Michael Kim is an American trial lawyer and co-founder of Kobre & Kim, a litigation focused law firm.

Born in Korea, Kim emigrated to the United States when he was 13. By the age of 29, Kim had graduated from Harvard College and Harvard Law School, to work as a prosecutor in US Attorney's Office in the Southern District of New York. During his tenure one of his most important cases was the prosecution of the $75 million Sterling Foster scam, a crime that would be the inspiration for the movie Boiler Room.

Before settling in New York City, Kim spent time living in Dubai, Europe, and Costa Rica, where he learned to speak fluent Spanish. He also served as a U.S. Army infantry officer.

In the summer of 2003, alongside colleague Steven Kobre from the US Attorney's Office, Kim opened the litigation firm Kobre & Kim, which focused exclusively on disputes and investigations.
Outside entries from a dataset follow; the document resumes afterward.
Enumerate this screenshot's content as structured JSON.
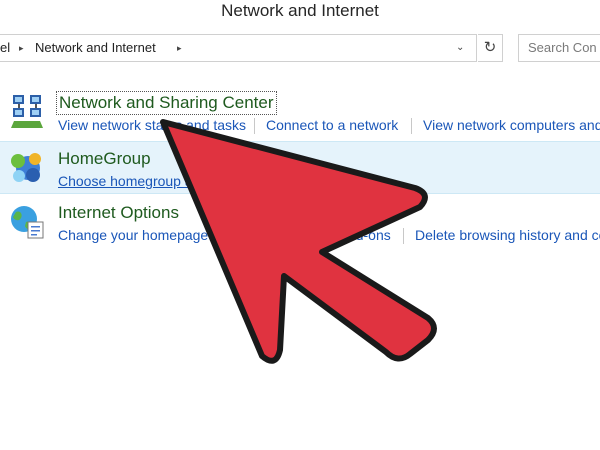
{
  "window": {
    "title": "Network and Internet"
  },
  "address": {
    "crumbs": [
      "el",
      "Network and Internet"
    ],
    "separator": "▸",
    "dropdown": "⌄",
    "refresh_icon": "↻"
  },
  "search": {
    "placeholder": "Search Con"
  },
  "categories": [
    {
      "title": "Network and Sharing Center",
      "icon": "network-sharing-icon",
      "links": [
        "View network status and tasks",
        "Connect to a network",
        "View network computers and"
      ]
    },
    {
      "title": "HomeGroup",
      "icon": "homegroup-icon",
      "links": [
        "Choose homegroup and sharing options"
      ]
    },
    {
      "title": "Internet Options",
      "icon": "internet-options-icon",
      "links": [
        "Change your homepage",
        "Manage browser add-ons",
        "Delete browsing history and co"
      ]
    }
  ],
  "overlay": {
    "type": "pointer-arrow",
    "fill": "#e03340",
    "stroke": "#1a1a1a"
  },
  "colors": {
    "category_title": "#1e5a1e",
    "link": "#1a56b8",
    "highlight": "#e5f3fb"
  }
}
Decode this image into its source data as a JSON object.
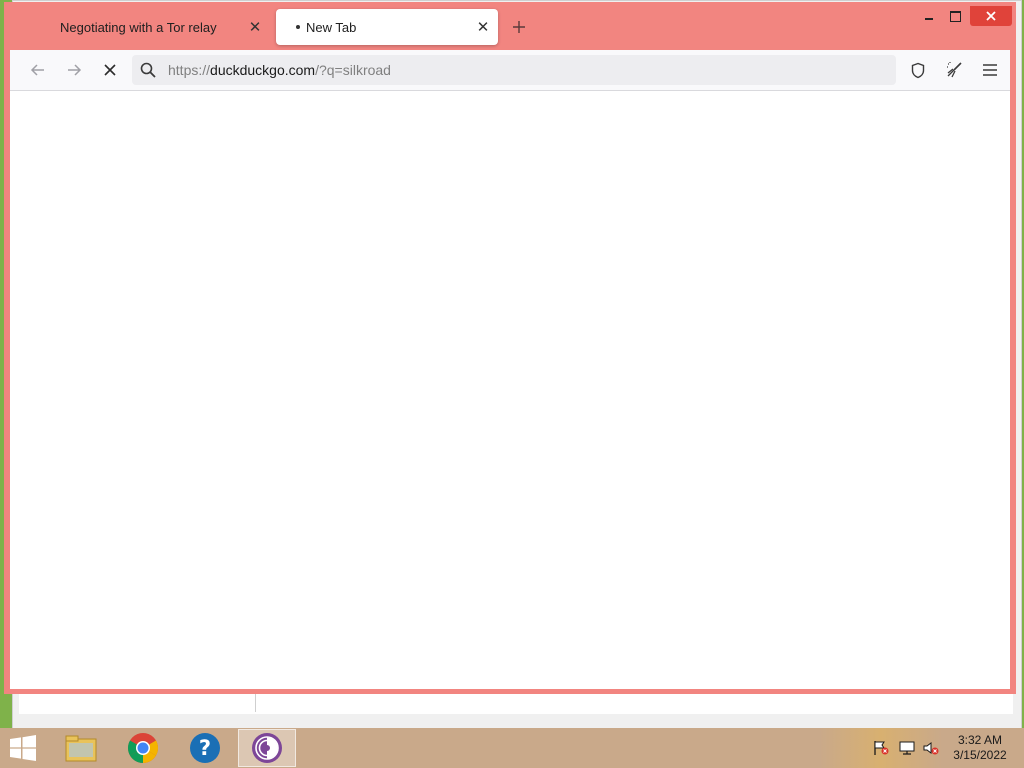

Their entrepreneurship turned out to be a ground-breaking achievement as it was the first time in 20 years that alumni from the US Attorney's Office in Manhattan had started their own firm immediately after government service. Since then, the firm has expanded from New York to a total of 15 locations including Buenos Aires, Chicago, Delaware, Miami, San Francisco, São Paulo, Washington DC, Hong Kong, Seoul, Shanghai, London, Tel Aviv, the British Virgin Islands, and the Cayman Islands. Kim relocated to Seoul in 2015 to focus on disputes and investigations in Korea.

Kim has been involved in various litigations including defending Brian Hunter, an energy trader, who faced an enforcement action brought by the Federal Energy Regulatory Commission; advising the Commonwealth of the Northern Mariana Islands in seeking to recover over US$100 million in unpaid taxes from the founder of ComputerLand Corp., William H. Millard; and obtaining a US$30 million award on behalf of U.S. Airways against Oppenheimer & Co., Inc. before a Financial Industry Regulatory Authority arbitration panel in New York.

He was profiled in a New York Times article on the growing corporate outing practice of shooting at a range. Kim was quoted as saying "we do very aggressive litigation and trial work so we prefer an activity that dovetails nicely with that aggressive culture, and hitting a little white ball on the greens doesn't do much for us."